Tears of bitterness welled in her eyes. She rose and whirled away from her table, only to be confronted by her bed. That canopied, quilted sleeping place mocked her every bit as harshly as did the mirror. For decades, it had been hers alone.
Now even her child had been sent away. Her anger throbbed as hot as ever, the same rage that had turned the two-week journey back to the city into a silent ordeal for Sithas. He endured her fury and didn’t let it bother him, and Hermathya knew that he had won.

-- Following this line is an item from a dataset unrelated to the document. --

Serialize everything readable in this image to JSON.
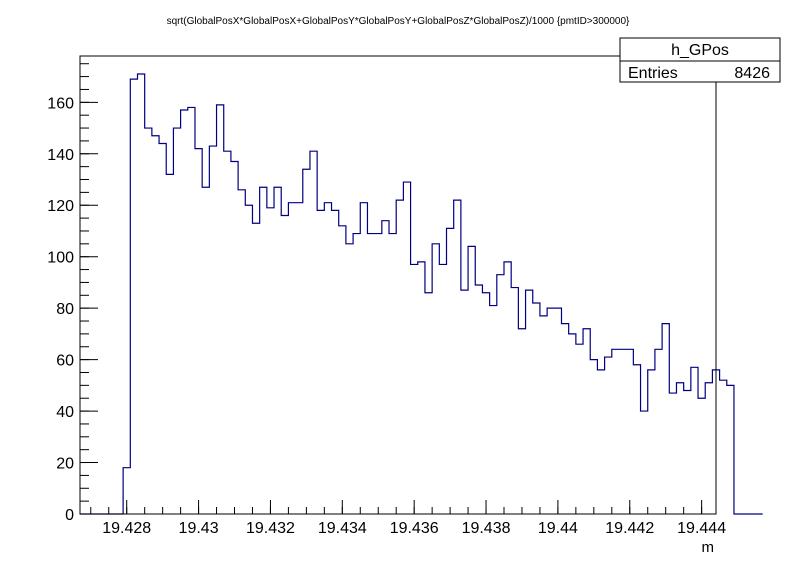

Vanesti was gone, serving beside his uncle on the front lines of danger! How could her husband have done this? What kind of perverse cruelty would cause him to torture his wife so? She thought of Sithas as a stranger. What little closeness they had once enjoyed had been worn thin by the stresses of war. Her thoughts abruptly wandered to Kith-Kanan. How much like Sithas he looked—and yet how very different he was! Hermathya looked back upon the passion of their affair as one of the bright moments of her life. Before her name had been uttered as the prospective bride of the future Speaker of the Stars, her life had been a passionate whirl.
Then the announcement had come—Hermathya, daughter of the Oakleaf Clan, would wed Sithas of Silvanos! She remembered how Kith-Kanan had begged—he had begged!-her to accompany him, to run away. She had laughed at him as if he were mad.
Yet the madness, it now seemed, was hers. Prestige and station and comfort meant nothing, she knew, not when compared to the sense of happiness that she had thrown away.
The one time since then when Kith-Kanan and she had come together illicitly flared brightly in her mind. That episode had never been repeated because Kith-Kanan’s guilt wouldn’t allow it. He had avoided her for years and was awkward when they were brought together through necessity.
Shaking her head, she fought back the tears. Sithas was in the palace. Hermathya would go to him and make him bring their son back home!
She found her husband in his study, perusing a document with the Oakleaf stamp, in gold, at the top. He looked up when she entered, and blinked with surprise.
“You must call Vanesti back,” she blurted, staring at him.
“I will not.”
“Can’t you understand what he means to me?” Hermathya fought to keep her voice under control. “I need him here with me. He’s all I’ve got!”